Upsettingly, social media does have previous form for censoring the skin positivity community. Last year, the psoriasis community became a target. According to members, their hashtags were blocked, images were allegedly removed and whole accounts reportedly hidden from followers because the content was deemed inappropriate. A petition was set up to stop censorship and is amassing new signatures every day. I've personally witnessed photos of eczema, acne, vitiligo, birthmarks and scars being hidden from the timeline or severely limited in reach. In other words, you could follow someone expecting to see their content but it may be kept hidden due to its 'inappropriate' nature.
Of course, this is absolutely necessary in some cases. Self-harm scars are often hidden as they can be triggering for some individuals. But you don't have to be an expert to know that you can't trigger acne or rosacea by looking at a picture. It doesn't happen. Put simply, these images – and more importantly, these people – are being concealed because their faces don’t fit a very narrow beauty ideal. They are not 'desirable'.

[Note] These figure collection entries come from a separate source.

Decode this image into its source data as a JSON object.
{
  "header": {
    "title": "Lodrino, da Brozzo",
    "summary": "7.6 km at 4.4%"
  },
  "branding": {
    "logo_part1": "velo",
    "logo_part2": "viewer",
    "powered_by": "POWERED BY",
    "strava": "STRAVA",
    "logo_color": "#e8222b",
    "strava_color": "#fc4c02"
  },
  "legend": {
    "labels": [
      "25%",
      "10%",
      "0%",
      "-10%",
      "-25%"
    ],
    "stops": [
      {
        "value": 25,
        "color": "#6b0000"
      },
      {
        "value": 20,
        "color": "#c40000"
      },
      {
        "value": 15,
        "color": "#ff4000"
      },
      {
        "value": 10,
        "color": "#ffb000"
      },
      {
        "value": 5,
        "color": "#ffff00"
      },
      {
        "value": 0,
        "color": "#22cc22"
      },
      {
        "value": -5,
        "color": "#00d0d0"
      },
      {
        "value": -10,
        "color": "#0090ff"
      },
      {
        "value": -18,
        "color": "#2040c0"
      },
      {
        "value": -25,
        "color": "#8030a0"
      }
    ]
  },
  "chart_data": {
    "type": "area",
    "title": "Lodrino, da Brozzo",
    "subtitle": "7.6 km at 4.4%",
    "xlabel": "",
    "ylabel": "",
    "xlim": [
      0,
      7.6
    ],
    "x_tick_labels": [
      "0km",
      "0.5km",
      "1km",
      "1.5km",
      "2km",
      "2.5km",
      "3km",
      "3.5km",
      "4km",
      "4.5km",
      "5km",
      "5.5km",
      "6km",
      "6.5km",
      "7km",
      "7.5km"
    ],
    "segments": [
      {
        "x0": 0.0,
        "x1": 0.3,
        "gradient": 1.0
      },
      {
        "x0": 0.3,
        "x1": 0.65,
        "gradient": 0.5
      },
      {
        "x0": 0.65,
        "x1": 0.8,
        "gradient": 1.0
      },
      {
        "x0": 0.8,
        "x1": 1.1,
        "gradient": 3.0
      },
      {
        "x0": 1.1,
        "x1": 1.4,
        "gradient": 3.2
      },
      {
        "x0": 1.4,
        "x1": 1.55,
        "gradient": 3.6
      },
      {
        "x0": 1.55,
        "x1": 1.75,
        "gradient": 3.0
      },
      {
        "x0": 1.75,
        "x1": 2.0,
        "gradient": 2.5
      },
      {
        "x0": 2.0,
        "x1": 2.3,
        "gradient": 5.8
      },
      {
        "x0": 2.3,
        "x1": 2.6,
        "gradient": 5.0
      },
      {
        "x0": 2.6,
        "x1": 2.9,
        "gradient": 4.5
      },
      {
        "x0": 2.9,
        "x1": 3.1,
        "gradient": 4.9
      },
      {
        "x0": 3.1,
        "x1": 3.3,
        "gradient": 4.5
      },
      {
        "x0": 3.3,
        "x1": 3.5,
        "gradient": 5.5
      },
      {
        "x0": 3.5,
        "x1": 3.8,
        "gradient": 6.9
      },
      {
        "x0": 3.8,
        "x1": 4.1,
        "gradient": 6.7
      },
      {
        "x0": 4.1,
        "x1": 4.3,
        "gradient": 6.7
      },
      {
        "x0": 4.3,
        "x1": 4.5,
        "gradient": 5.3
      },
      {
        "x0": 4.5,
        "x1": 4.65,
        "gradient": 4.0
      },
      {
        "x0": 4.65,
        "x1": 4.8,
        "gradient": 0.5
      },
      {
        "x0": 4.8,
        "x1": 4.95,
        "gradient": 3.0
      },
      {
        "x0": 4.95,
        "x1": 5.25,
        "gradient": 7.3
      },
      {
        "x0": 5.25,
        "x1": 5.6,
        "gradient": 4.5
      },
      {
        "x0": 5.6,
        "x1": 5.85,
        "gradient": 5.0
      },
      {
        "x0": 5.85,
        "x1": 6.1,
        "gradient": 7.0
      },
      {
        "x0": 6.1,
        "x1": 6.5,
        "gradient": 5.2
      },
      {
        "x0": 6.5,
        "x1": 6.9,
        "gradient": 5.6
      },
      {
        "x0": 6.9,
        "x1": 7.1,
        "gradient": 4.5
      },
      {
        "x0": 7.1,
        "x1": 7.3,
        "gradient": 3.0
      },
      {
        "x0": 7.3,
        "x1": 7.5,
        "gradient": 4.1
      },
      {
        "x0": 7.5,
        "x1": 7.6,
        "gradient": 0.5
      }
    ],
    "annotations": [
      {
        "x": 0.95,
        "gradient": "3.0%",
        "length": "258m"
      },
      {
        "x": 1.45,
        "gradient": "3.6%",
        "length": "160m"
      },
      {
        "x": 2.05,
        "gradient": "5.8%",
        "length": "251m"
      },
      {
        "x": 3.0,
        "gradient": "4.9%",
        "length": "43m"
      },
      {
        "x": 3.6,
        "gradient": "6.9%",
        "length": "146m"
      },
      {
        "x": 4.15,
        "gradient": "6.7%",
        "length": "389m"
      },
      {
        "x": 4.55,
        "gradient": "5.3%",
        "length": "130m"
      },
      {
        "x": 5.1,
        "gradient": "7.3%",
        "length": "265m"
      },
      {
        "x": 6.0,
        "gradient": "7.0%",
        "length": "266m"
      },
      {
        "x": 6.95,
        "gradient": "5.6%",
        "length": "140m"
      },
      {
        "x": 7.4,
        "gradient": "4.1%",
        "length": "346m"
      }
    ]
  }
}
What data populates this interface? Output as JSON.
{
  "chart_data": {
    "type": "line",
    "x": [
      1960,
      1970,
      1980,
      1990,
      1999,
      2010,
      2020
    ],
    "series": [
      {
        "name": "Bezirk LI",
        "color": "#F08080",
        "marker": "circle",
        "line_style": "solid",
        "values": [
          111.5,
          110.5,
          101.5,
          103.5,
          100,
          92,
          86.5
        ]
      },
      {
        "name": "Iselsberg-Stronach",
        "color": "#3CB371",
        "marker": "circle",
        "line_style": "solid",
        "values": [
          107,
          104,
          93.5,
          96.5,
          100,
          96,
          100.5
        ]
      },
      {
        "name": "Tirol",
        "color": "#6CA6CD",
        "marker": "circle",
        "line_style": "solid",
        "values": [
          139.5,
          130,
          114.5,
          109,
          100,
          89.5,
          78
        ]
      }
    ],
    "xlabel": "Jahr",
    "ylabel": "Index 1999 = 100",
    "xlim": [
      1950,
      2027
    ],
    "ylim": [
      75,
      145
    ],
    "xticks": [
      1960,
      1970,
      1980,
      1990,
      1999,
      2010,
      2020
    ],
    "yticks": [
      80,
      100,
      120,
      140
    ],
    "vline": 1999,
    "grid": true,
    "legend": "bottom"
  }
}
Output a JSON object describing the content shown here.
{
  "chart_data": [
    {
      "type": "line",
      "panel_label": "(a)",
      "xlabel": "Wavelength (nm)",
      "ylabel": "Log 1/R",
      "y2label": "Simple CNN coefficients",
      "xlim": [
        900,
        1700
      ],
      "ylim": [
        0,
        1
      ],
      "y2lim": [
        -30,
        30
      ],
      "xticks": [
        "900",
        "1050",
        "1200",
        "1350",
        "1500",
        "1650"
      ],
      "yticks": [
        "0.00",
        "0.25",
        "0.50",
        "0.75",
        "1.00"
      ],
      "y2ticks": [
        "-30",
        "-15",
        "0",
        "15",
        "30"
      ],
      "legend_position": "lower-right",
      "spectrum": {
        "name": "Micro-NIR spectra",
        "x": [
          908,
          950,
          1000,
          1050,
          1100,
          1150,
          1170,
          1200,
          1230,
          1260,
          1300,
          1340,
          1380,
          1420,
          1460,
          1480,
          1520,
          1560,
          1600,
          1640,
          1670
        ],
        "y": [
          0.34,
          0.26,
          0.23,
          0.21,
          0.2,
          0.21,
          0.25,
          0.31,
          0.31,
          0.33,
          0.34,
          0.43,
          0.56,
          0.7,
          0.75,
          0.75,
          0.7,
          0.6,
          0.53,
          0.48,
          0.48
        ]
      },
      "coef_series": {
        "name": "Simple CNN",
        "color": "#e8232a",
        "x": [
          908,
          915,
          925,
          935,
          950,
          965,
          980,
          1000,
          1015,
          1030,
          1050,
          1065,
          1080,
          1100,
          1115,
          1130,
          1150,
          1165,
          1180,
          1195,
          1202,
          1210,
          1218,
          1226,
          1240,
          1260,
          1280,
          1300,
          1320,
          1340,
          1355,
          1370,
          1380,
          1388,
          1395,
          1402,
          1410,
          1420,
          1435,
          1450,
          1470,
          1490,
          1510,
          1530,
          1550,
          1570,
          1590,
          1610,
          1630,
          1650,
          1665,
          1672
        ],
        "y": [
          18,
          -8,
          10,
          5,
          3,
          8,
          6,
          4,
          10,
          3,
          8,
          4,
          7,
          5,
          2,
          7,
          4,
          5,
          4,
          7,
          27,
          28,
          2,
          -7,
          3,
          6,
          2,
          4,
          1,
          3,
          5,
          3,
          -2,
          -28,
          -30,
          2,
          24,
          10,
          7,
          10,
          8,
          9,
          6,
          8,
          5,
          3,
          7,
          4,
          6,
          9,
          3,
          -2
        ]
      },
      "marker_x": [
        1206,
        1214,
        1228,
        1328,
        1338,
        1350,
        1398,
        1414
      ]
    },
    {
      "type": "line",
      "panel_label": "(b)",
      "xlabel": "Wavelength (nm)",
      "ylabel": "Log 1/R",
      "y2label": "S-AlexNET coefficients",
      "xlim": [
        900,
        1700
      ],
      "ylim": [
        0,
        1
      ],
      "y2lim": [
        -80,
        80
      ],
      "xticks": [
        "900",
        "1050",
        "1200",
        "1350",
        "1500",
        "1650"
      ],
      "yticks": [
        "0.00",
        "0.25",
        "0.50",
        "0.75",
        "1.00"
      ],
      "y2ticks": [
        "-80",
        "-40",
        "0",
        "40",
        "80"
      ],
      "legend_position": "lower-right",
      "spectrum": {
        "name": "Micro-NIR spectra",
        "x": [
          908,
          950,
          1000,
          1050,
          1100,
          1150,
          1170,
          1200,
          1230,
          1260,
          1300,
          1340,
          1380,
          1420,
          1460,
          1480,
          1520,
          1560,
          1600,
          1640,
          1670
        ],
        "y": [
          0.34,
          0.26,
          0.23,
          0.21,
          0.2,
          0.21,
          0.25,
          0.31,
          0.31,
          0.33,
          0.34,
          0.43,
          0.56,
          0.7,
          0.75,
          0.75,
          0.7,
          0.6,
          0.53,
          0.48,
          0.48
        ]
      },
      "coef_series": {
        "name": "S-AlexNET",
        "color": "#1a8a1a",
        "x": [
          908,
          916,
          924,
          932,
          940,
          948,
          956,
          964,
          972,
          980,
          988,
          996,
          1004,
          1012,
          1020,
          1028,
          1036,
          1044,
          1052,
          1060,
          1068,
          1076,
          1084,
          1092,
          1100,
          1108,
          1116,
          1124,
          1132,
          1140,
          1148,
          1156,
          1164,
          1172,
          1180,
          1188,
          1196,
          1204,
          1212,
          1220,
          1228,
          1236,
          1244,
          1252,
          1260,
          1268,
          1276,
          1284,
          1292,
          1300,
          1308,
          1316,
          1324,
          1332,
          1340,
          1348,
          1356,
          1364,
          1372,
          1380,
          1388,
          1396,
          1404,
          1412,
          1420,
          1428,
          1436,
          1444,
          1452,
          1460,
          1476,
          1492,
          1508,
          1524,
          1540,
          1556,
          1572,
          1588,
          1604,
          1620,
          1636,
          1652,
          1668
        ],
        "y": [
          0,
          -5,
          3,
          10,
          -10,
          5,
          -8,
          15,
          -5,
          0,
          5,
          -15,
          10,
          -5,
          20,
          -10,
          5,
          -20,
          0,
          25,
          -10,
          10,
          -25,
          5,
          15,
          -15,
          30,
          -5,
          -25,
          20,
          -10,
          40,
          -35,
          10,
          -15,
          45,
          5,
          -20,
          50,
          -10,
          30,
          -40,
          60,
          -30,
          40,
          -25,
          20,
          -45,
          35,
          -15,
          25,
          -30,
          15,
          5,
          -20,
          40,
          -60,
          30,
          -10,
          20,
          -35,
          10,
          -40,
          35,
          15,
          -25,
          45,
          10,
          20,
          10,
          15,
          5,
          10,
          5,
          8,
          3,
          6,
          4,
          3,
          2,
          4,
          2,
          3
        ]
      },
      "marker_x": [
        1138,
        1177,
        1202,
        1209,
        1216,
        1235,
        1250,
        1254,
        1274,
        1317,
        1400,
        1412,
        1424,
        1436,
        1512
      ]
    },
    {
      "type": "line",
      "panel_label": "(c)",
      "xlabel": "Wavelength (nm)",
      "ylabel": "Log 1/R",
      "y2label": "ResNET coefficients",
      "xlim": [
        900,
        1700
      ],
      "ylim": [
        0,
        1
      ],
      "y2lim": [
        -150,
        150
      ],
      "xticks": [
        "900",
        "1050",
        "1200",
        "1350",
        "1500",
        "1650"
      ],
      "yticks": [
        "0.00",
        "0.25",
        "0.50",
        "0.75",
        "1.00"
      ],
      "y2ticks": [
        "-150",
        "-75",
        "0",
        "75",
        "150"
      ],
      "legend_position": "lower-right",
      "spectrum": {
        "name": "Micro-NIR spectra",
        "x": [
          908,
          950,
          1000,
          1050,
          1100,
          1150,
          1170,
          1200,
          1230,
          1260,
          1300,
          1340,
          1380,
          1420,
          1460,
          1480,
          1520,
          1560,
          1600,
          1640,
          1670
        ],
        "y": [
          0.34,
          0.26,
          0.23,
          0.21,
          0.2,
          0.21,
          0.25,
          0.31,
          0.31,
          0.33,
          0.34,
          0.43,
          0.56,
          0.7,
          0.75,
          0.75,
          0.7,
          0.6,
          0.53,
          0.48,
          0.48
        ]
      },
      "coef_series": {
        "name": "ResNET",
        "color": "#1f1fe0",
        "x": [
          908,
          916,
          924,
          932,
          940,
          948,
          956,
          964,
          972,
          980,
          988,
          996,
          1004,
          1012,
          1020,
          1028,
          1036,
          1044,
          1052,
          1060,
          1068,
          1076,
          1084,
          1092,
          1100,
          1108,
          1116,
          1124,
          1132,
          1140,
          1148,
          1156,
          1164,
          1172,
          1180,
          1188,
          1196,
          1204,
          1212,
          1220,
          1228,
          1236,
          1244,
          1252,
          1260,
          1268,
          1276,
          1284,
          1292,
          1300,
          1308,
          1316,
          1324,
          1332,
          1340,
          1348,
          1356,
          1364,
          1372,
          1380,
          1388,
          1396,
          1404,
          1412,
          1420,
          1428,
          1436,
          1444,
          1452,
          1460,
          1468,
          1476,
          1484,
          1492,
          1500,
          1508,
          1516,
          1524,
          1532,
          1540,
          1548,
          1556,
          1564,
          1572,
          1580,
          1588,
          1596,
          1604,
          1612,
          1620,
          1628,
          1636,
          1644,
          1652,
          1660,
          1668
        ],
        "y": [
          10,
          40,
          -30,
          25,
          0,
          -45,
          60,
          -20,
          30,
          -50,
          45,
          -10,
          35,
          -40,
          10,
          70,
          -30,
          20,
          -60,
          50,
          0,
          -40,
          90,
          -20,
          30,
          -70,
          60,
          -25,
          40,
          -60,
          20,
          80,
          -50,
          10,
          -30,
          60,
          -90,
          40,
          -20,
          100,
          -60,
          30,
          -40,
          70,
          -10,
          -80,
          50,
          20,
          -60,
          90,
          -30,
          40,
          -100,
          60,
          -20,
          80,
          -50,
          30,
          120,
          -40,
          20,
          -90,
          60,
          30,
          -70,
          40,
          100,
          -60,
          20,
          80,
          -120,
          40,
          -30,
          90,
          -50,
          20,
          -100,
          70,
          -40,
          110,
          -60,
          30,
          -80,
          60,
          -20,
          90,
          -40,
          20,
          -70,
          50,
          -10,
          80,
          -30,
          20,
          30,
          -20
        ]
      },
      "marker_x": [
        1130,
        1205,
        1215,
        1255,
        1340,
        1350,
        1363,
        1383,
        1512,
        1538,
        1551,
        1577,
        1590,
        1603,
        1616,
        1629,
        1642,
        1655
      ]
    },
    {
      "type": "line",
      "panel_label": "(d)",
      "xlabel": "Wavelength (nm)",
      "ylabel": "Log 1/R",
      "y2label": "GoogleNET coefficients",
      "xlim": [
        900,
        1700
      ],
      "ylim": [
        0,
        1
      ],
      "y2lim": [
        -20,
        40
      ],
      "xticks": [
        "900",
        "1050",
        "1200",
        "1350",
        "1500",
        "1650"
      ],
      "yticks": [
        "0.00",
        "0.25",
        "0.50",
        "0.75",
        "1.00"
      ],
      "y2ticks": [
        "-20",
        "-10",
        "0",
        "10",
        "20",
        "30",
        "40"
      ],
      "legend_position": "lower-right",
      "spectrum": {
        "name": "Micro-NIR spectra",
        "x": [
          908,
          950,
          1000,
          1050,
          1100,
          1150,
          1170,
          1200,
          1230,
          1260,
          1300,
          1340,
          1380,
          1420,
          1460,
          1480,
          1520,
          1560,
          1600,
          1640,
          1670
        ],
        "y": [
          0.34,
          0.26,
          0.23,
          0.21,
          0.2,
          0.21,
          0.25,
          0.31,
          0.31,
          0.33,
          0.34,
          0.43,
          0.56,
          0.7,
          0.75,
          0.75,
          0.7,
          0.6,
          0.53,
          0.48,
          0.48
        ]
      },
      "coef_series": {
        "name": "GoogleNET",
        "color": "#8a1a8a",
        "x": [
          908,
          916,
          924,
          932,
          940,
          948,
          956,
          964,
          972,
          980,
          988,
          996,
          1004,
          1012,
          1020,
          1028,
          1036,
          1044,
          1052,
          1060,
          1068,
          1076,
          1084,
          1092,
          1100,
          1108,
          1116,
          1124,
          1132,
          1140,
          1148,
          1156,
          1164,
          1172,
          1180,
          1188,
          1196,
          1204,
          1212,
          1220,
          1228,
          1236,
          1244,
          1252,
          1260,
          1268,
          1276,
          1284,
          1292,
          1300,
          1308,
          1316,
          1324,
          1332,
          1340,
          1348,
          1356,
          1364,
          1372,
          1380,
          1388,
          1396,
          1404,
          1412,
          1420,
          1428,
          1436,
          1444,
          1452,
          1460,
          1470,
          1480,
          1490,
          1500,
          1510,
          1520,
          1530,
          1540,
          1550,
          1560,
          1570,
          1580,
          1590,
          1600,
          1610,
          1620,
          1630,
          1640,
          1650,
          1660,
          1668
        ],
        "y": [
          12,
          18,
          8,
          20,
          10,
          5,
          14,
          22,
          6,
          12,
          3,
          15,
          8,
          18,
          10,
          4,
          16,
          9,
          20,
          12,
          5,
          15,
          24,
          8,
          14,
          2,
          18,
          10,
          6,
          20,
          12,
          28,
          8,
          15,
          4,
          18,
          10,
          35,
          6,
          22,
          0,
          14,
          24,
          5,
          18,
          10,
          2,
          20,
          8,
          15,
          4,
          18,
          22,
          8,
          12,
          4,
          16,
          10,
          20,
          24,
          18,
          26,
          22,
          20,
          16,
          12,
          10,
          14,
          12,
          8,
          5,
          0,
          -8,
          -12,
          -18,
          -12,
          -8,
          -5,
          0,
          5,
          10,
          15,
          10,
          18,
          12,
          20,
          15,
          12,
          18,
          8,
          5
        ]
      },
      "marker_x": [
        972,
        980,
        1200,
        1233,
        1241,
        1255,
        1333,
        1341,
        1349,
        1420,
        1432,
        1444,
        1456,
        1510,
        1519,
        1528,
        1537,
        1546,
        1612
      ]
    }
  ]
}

To play devil’s advocate, I can see what these social media guidelines were trying to achieve. As someone who is immersed in the skin positivity community, I regularly see charlatans pushing 'cures' and 'easy ways to heal' and they are often promoted under ridiculous (and usually Photoshopped) images. To try to combat this, certain social media channels seem to have put a blanket ban on anyone wanting to promote a photo showing a visible skin condition. This seems like using a sledgehammer to crack a nut. Either the algorithm needs to be tweaked or Instagram's internal staff training needs a shake-up, because it should be made clear that my image was not harmful, selling a potentially dangerous product or designed to cause offence.
I recently wrote a blogpost to try to process how I felt and to see how the rest of the skin positivity community felt about this word being used to describe us. Very quickly, the hashtag #undesirablesofinstagram was used all over the world alongside photos of 'undesirable' faces. It makes me so emotional to look through the hashtag and to see people who look and feel like me. To some people, this may seem like a storm in a teacup, but I think it’s a sign of a wider issue in our society. We are surrounded by perfection (often Facetuned, Photoshopped, filtered or otherwise tweaked) and whether we consciously acknowledge it or not, it does impact us. I’ve read countless think pieces, studies and papers on the effects of social media and retouching in particular, and on an anecdotal level, I know that it affects me – even though I realise that a large number of images I see online are altered.
I contacted Instagram for a comment for this article and I am so thrilled to be able to say that, as of this week, the wording of the official guidelines has been changed. As a direct result of the #UndesirablesOfInstagram campaign, and the incredible support of the skin positivity community, the word 'undesirable' no longer features at any point in their guidelines. The wording is now much clearer: "We don't allow ads that contain unexpected or unlikely results. Ad content must not imply or attempt to generate negative self-perception in order to promote diet, weight loss, or other health related products."
I am so pleased that Instagram did the right thing. I never wanted Instagram to be 'cancelled' or for people to boycott the channel. I just wanted the outdated and hurtful guidelines to be changed. Social media can be an incredible tool for positivity, support and inclusivity, so I hope this is a sign that the platform is evolving to embrace those of us who look a little bit different.